LONDON: A consortium behind a liquefied natural gas (LNG) import project in Pakistan, including oil giant ExxonMobil, France’s Total and Qatar Petroleum, has been dissolved, shipping company Hoegh LNG said on Thursday.
Hoegh LNG was due to supply the project’s ship-based import terminal, a floating storage and regasification unit (FSRU), where LNG brought in by tanker is converted back to gas to feed into Pakistan’s grid.
Other members of the consortium were Japan’s Mitsubishi and Turkish developer Global Energy Infrastructure (GEI).
“The consortium has spent considerable time and resources on finding (the project’s) final form and structure. However, by mid-November, it has been concluded that no agreement with GEI could be found and the consortium has consequently been dissolved,” Hoegh LNG said in a statement.
Last month, it was reported that ExxonMobil pulled out of the project owing to disagreements with GEI and that Total and Mitsubishi could also quit and join a rival scheme.
The project was set to be Pakistan’s third and biggest by import capacity, starting in late 2018 or early 2019.

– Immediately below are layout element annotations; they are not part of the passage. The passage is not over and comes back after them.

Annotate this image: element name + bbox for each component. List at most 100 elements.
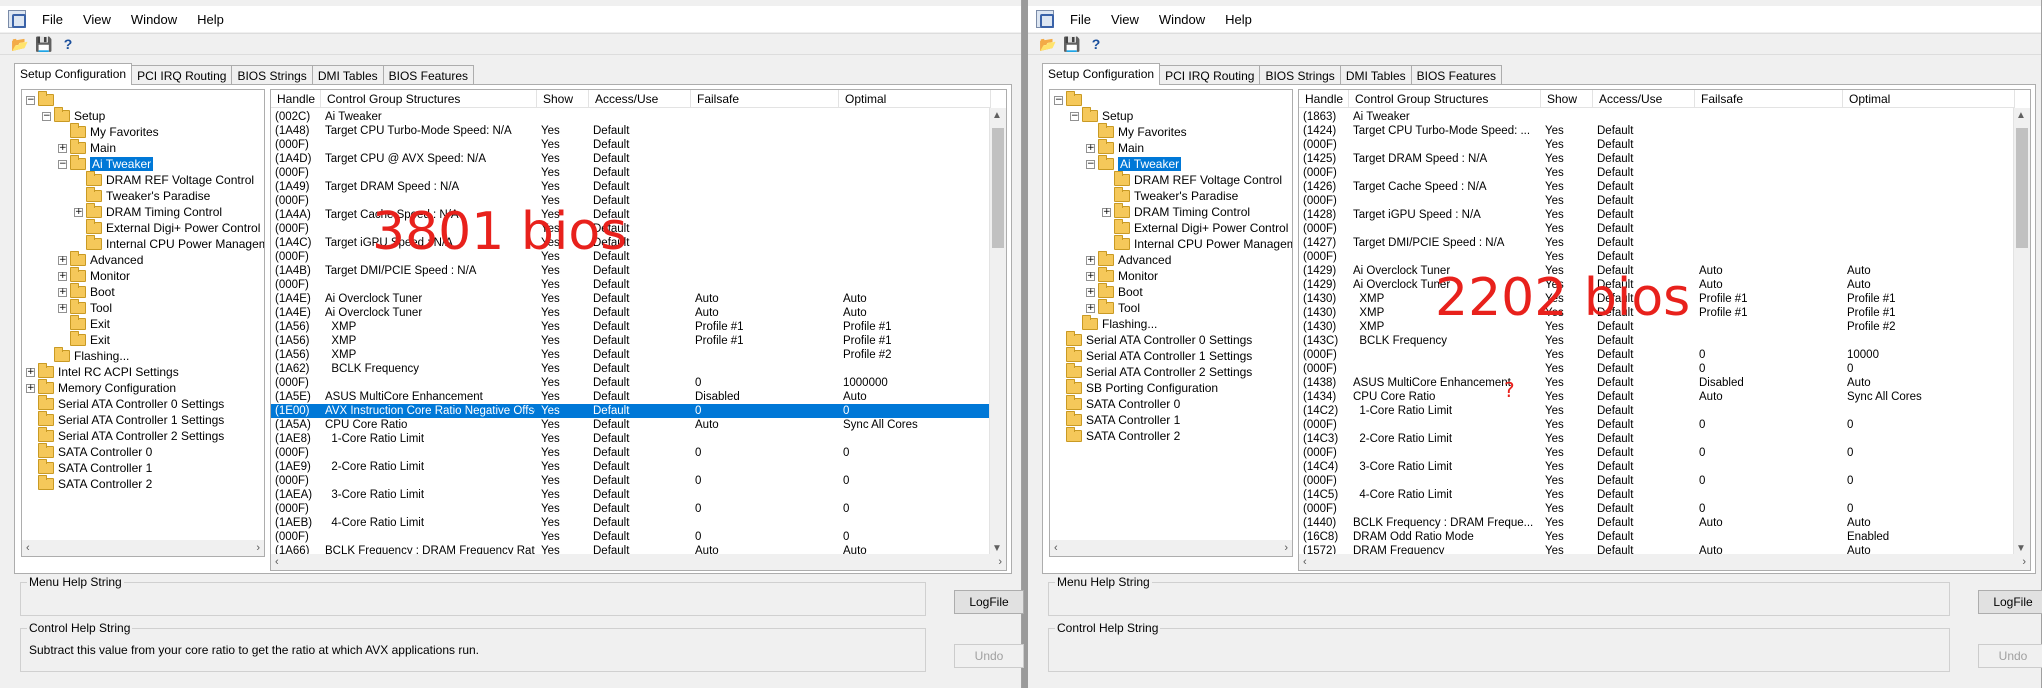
table-row[interactable]: (1AE9) 2-Core Ratio Limit Yes Default [271, 460, 991, 474]
help-question-icon[interactable]: ? [58, 34, 78, 54]
tree-node[interactable]: My Favorites [58, 123, 159, 140]
column-header-optimal[interactable]: Optimal [1843, 90, 2015, 108]
tree-node[interactable]: SATA Controller 0 [1054, 395, 1180, 412]
table-row[interactable]: (000F) Yes Default 0 0 [271, 446, 991, 460]
table-row[interactable]: (000F) Yes Default [1299, 250, 2015, 264]
menu-help[interactable]: Help [1215, 12, 1262, 27]
collapse-icon[interactable]: − [42, 111, 51, 121]
table-row[interactable]: (000F) Yes Default [1299, 138, 2015, 152]
tree-node[interactable]: + DRAM Timing Control [1102, 203, 1250, 220]
table-row[interactable]: (1AE8) 1-Core Ratio Limit Yes Default [271, 432, 991, 446]
table-row[interactable]: (1A62) BCLK Frequency Yes Default [271, 362, 991, 376]
table-row[interactable]: (1A56) XMP Yes Default Profile #2 [271, 348, 991, 362]
table-row[interactable]: (1A4E) Ai Overclock Tuner Yes Default Auto Au… [271, 306, 991, 320]
table-row[interactable]: (1434) CPU Core Ratio Yes Default Auto Sync A… [1299, 390, 2015, 404]
tree-node[interactable]: SATA Controller 0 [26, 443, 152, 460]
table-row[interactable]: (143C) BCLK Frequency Yes Default [1299, 334, 2015, 348]
expand-icon[interactable]: + [58, 303, 67, 313]
help-question-icon[interactable]: ? [1086, 34, 1106, 54]
expand-icon[interactable]: + [1086, 255, 1095, 265]
scroll-right-arrow[interactable]: › [998, 556, 1002, 568]
tree-node[interactable]: + Advanced [1086, 251, 1171, 268]
expand-icon[interactable]: + [26, 367, 35, 377]
tree-node[interactable]: Tweaker's Paradise [74, 187, 210, 204]
scroll-right-arrow[interactable]: › [256, 542, 260, 554]
column-header-optimal[interactable]: Optimal [839, 90, 991, 108]
menu-window[interactable]: Window [1149, 12, 1215, 27]
tree-node[interactable]: + Monitor [58, 267, 130, 284]
table-row[interactable]: (000F) Yes Default [1299, 222, 2015, 236]
save-disk-icon[interactable]: 💾 [1062, 34, 1082, 54]
tab-bios-strings[interactable]: BIOS Strings [1259, 65, 1341, 85]
collapse-icon[interactable]: − [1070, 111, 1079, 121]
table-row[interactable]: (1426) Target Cache Speed : N/A Yes Default [1299, 180, 2015, 194]
expand-icon[interactable]: + [1086, 271, 1095, 281]
table-row[interactable]: (1863) Ai Tweaker [1299, 110, 2015, 124]
column-header-access-use[interactable]: Access/Use [589, 90, 691, 108]
tab-bios-strings[interactable]: BIOS Strings [231, 65, 313, 85]
menu-view[interactable]: View [1101, 12, 1149, 27]
tree-node[interactable]: Exit [58, 331, 110, 348]
table-row[interactable]: (1AEA) 3-Core Ratio Limit Yes Default [271, 488, 991, 502]
table-row[interactable]: (16C8) DRAM Odd Ratio Mode Yes Default Enabl… [1299, 530, 2015, 544]
table-row[interactable]: (1A4E) Ai Overclock Tuner Yes Default Auto Au… [271, 292, 991, 306]
menu-file[interactable]: File [32, 12, 73, 27]
scroll-thumb[interactable] [2016, 128, 2028, 248]
tree-node[interactable]: − [26, 91, 58, 108]
tab-dmi-tables[interactable]: DMI Tables [311, 65, 384, 85]
tree-node[interactable]: External Digi+ Power Control [74, 219, 260, 236]
column-header-control-group-structures[interactable]: Control Group Structures [321, 90, 537, 108]
tree-node[interactable]: SATA Controller 2 [26, 475, 152, 492]
expand-icon[interactable]: + [26, 383, 35, 393]
scroll-left-arrow[interactable]: ‹ [26, 542, 30, 554]
tab-setup-configuration[interactable]: Setup Configuration [14, 63, 133, 85]
menu-help[interactable]: Help [187, 12, 234, 27]
table-row[interactable]: (1A4D) Target CPU @ AVX Speed: N/A Yes Defa… [271, 152, 991, 166]
tree-node[interactable]: My Favorites [1086, 123, 1187, 140]
table-row[interactable]: (1427) Target DMI/PCIE Speed : N/A Yes Defa… [1299, 236, 2015, 250]
table-row[interactable]: (000F) Yes Default 0 1000000 [271, 376, 991, 390]
tree-node[interactable]: + Monitor [1086, 267, 1158, 284]
scroll-down-arrow[interactable]: ▼ [992, 543, 1002, 554]
table-row[interactable]: (000F) Yes Default 0 10000 [1299, 348, 2015, 362]
save-disk-icon[interactable]: 💾 [34, 34, 54, 54]
table-row[interactable]: (1425) Target DRAM Speed : N/A Yes Default [1299, 152, 2015, 166]
scroll-thumb[interactable] [992, 128, 1004, 248]
tree-node[interactable]: Serial ATA Controller 1 Settings [26, 411, 224, 428]
menu-window[interactable]: Window [121, 12, 187, 27]
tree-node[interactable]: + Boot [1086, 283, 1143, 300]
table-row[interactable]: (000F) Yes Default [1299, 194, 2015, 208]
tree-node[interactable]: DRAM REF Voltage Control [74, 171, 254, 188]
tree-node[interactable]: + Memory Configuration [26, 379, 176, 396]
table-row[interactable]: (1A5E) ASUS MultiCore Enhancement Yes Defau… [271, 390, 991, 404]
tree-node[interactable]: − Ai Tweaker [1086, 155, 1182, 172]
tree-node[interactable]: Flashing... [42, 347, 129, 364]
table-row[interactable]: (1A5A) CPU Core Ratio Yes Default Auto Sync A… [271, 418, 991, 432]
column-header-show[interactable]: Show [537, 90, 589, 108]
tree-horizontal-scrollbar[interactable]: ‹ › [1050, 540, 1292, 556]
scroll-left-arrow[interactable]: ‹ [1303, 556, 1307, 568]
table-vertical-scrollbar[interactable]: ▲ ▼ [2013, 108, 2030, 556]
tree-node[interactable]: Serial ATA Controller 0 Settings [1054, 331, 1252, 348]
table-horizontal-scrollbar[interactable]: ‹ › [271, 554, 1006, 570]
tree-node[interactable]: + Tool [58, 299, 112, 316]
table-row[interactable]: (002C) Ai Tweaker [271, 110, 991, 124]
expand-icon[interactable]: + [58, 287, 67, 297]
scroll-down-arrow[interactable]: ▼ [2016, 543, 2026, 554]
tree-node[interactable]: + Advanced [58, 251, 143, 268]
tab-pci-irq-routing[interactable]: PCI IRQ Routing [1159, 65, 1261, 85]
tree-node[interactable]: DRAM REF Voltage Control [1102, 171, 1282, 188]
tree-node[interactable]: Flashing... [1070, 315, 1157, 332]
scroll-up-arrow[interactable]: ▲ [2016, 110, 2026, 121]
table-row[interactable]: (000F) Yes Default 0 0 [271, 474, 991, 488]
table-row[interactable]: (1424) Target CPU Turbo-Mode Speed: ... Ye… [1299, 124, 2015, 138]
tree-node[interactable]: Tweaker's Paradise [1102, 187, 1238, 204]
tree-node[interactable]: Serial ATA Controller 2 Settings [1054, 363, 1252, 380]
column-header-failsafe[interactable]: Failsafe [691, 90, 839, 108]
tree-node[interactable]: − Setup [1070, 107, 1133, 124]
scroll-left-arrow[interactable]: ‹ [275, 556, 279, 568]
tree-node[interactable]: Internal CPU Power Management [1102, 235, 1292, 252]
table-row[interactable]: (000F) Yes Default [1299, 166, 2015, 180]
scroll-left-arrow[interactable]: ‹ [1054, 542, 1058, 554]
table-row[interactable]: (000F) Yes Default 0 0 [1299, 502, 2015, 516]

Pakistan plans to add its second LNG import terminal by the end of this year, but private companies have proposed building six more, largely around Port Qasim.
Hoegh LNG did not elaborate on the nature of the disagreement with GEI but industry sources with knowledge of the matter said part of it related to project costs.

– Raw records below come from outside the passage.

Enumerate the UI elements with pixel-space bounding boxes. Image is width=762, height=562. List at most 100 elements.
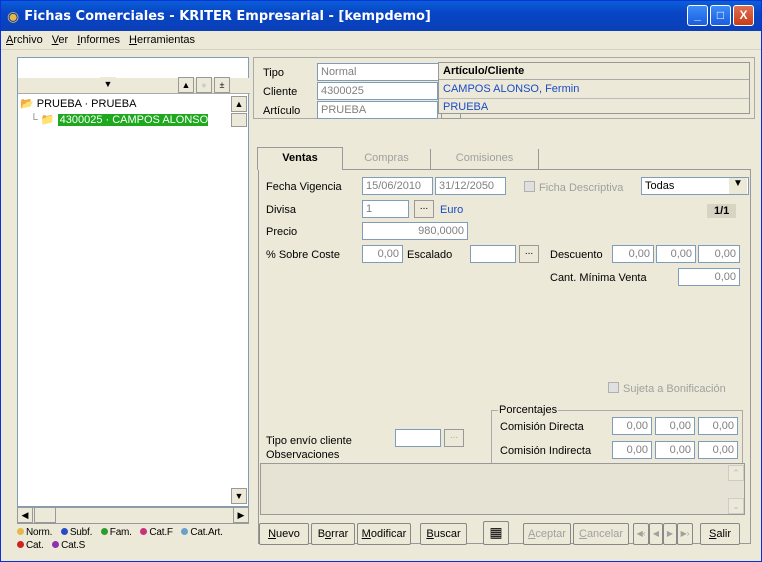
- salir-button[interactable]: Salir: [700, 523, 740, 545]
- next-record-icon[interactable]: ▶: [663, 523, 677, 545]
- last-record-icon[interactable]: ▶›: [677, 523, 693, 545]
- scroll-thumb-h[interactable]: [34, 507, 56, 523]
- observaciones-label: Observaciones: [266, 449, 340, 461]
- menu-ver[interactable]: Ver: [52, 34, 69, 46]
- norm-icon: [17, 528, 24, 535]
- scroll-up-icon[interactable]: ⌃: [728, 465, 744, 481]
- folder-icon: 📁: [40, 114, 55, 126]
- first-record-icon[interactable]: ◀‹: [633, 523, 649, 545]
- app-window: ◉ Fichas Comerciales - KRITER Empresaria…: [0, 0, 762, 562]
- scroll-up-button[interactable]: ▲: [231, 96, 247, 112]
- scroll-right-icon[interactable]: ▶: [233, 507, 249, 523]
- borrar-button[interactable]: Borrar: [311, 523, 355, 545]
- sujeta-checkbox[interactable]: Sujeta a Bonificación: [608, 382, 726, 395]
- cliente-field[interactable]: 4300025: [317, 82, 438, 100]
- comision-directa-1[interactable]: 0,00: [612, 417, 652, 435]
- prev-record-icon[interactable]: ◀: [649, 523, 663, 545]
- divisa-field[interactable]: 1: [362, 200, 409, 218]
- comision-directa-label: Comisión Directa: [500, 421, 584, 433]
- buscar-button[interactable]: Buscar: [420, 523, 467, 545]
- comision-indirecta-2[interactable]: 0,00: [655, 441, 695, 459]
- scroll-thumb[interactable]: [231, 113, 247, 127]
- tree-toolbar: ▼ ▲ ● ±: [18, 77, 250, 94]
- chevron-down-icon[interactable]: ▼: [100, 77, 116, 93]
- info-articulo: PRUEBA: [439, 98, 749, 114]
- tree-root[interactable]: 📂 PRUEBA · PRUEBA: [20, 97, 136, 110]
- cancelar-button[interactable]: Cancelar: [573, 523, 629, 545]
- tab-comisiones[interactable]: Comisiones: [431, 149, 539, 169]
- app-icon: ◉: [7, 7, 20, 24]
- fecha-hasta-field[interactable]: 31/12/2050: [435, 177, 506, 195]
- fecha-vigencia-label: Fecha Vigencia: [266, 181, 342, 193]
- chevron-down-icon[interactable]: ▼: [729, 178, 747, 194]
- descuento-3-field[interactable]: 0,00: [698, 245, 740, 263]
- tipo-envio-field[interactable]: [395, 429, 441, 447]
- menu-herramientas[interactable]: Herramientas: [129, 34, 195, 46]
- maximize-button[interactable]: □: [710, 5, 731, 26]
- escalado-lookup-button[interactable]: ...: [519, 245, 539, 263]
- tree-child[interactable]: └ 📁 4300025 · CAMPOS ALONSO, Fe: [30, 113, 208, 127]
- descuento-1-field[interactable]: 0,00: [612, 245, 654, 263]
- expand-icon[interactable]: ±: [214, 77, 230, 93]
- sobre-coste-field[interactable]: 0,00: [362, 245, 403, 263]
- tipo-label: Tipo: [263, 67, 284, 79]
- tab-compras[interactable]: Compras: [343, 149, 431, 169]
- cats-icon: [52, 541, 60, 548]
- tree-legend: Norm. Subf. Fam. Cat.F Cat.Art. Cat. Cat…: [17, 526, 249, 556]
- articulo-field[interactable]: PRUEBA: [317, 101, 438, 119]
- scroll-down-icon[interactable]: ⌄: [728, 498, 744, 514]
- cat-icon: [17, 541, 24, 548]
- comision-indirecta-label: Comisión Indirecta: [500, 445, 592, 457]
- minimize-button[interactable]: _: [687, 5, 708, 26]
- precio-label: Precio: [266, 226, 298, 238]
- comision-directa-3[interactable]: 0,00: [698, 417, 738, 435]
- catart-icon: [181, 528, 189, 535]
- close-button[interactable]: X: [733, 5, 754, 26]
- divisa-name: Euro: [440, 204, 464, 216]
- scroll-left-icon[interactable]: ◀: [17, 507, 33, 523]
- descuento-2-field[interactable]: 0,00: [656, 245, 696, 263]
- nuevo-button[interactable]: Nuevo: [259, 523, 309, 545]
- aceptar-button[interactable]: Aceptar: [523, 523, 571, 545]
- escalado-label: Escalado: [407, 249, 453, 261]
- precio-field[interactable]: 980,0000: [362, 222, 468, 240]
- divisa-lookup-button[interactable]: ...: [414, 200, 434, 218]
- info-cliente: CAMPOS ALONSO, Fermin: [443, 83, 580, 95]
- page-indicator: 1/1: [707, 204, 737, 218]
- sobre-coste-label: % Sobre Coste: [266, 249, 340, 261]
- porcentajes-label: Porcentajes: [498, 404, 559, 416]
- tipo-envio-lookup-button[interactable]: ...: [444, 429, 464, 447]
- scroll-up-icon[interactable]: ▲: [178, 77, 194, 93]
- divisa-label: Divisa: [266, 204, 296, 216]
- info-title: Artículo/Cliente: [439, 63, 749, 80]
- escalado-field[interactable]: [470, 245, 516, 263]
- tree-child-label: 4300025 · CAMPOS ALONSO, Fe: [57, 114, 208, 127]
- folder-open-icon: 📂: [20, 98, 34, 110]
- observaciones-textarea[interactable]: ⌃ ⌄: [260, 463, 745, 515]
- comision-directa-2[interactable]: 0,00: [655, 417, 695, 435]
- tab-ventas[interactable]: Ventas: [257, 147, 343, 170]
- comision-indirecta-3[interactable]: 0,00: [698, 441, 738, 459]
- fecha-desde-field[interactable]: 15/06/2010: [362, 177, 433, 195]
- menu-archivo[interactable]: Archivo: [6, 34, 43, 46]
- grid-icon[interactable]: ▦: [483, 521, 509, 545]
- tipo-envio-label: Tipo envío cliente: [266, 435, 352, 447]
- tree-root-label: PRUEBA · PRUEBA: [36, 98, 137, 110]
- tree-panel: ▼ ▲ ● ± 📂 PRUEBA · PRUEBA └ 📁 4300025 · …: [17, 57, 250, 507]
- window-title: Fichas Comerciales - KRITER Empresarial …: [24, 8, 431, 24]
- menu-bar: Archivo Ver Informes Herramientas: [1, 31, 761, 50]
- cant-minima-field[interactable]: 0,00: [678, 268, 740, 286]
- descuento-label: Descuento: [550, 249, 603, 261]
- articulo-label: Artículo: [263, 105, 301, 117]
- catf-icon: [140, 528, 148, 535]
- menu-informes[interactable]: Informes: [77, 34, 120, 46]
- circle-icon: ●: [196, 77, 212, 93]
- horizontal-scrollbar[interactable]: ◀ ▶: [17, 507, 249, 524]
- comision-indirecta-1[interactable]: 0,00: [612, 441, 652, 459]
- modificar-button[interactable]: Modificar: [357, 523, 411, 545]
- title-bar: ◉ Fichas Comerciales - KRITER Empresaria…: [1, 1, 761, 31]
- ficha-descriptiva-checkbox[interactable]: Ficha Descriptiva: [524, 181, 623, 194]
- tree-branch-icon: └: [30, 114, 38, 126]
- fam-icon: [100, 528, 108, 535]
- scroll-down-button[interactable]: ▼: [231, 488, 247, 504]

“Due to the withdrawal of the LNG sellers from the infrastructure consortium and delays to the original start-up date for the GEI project, Hoegh LNG is evaluating its options with respect to the FSRU contract with GEI,” it said.
The company said it is also pursuing alternative opportunities in Pakistan as an FSRU provider.
A highly developed pipeline grid, extensive industrial demand and the biggest natural gas-powered vehicle fleet in Asia behind China and Iran make Pakistan an easy fit for LNG. Official estimates show that imports could jump fivefold to 30 million tonnes per annum (mtpa) by 2022.
GEI has approached several companies about joining the scheme, including trading house Vitol.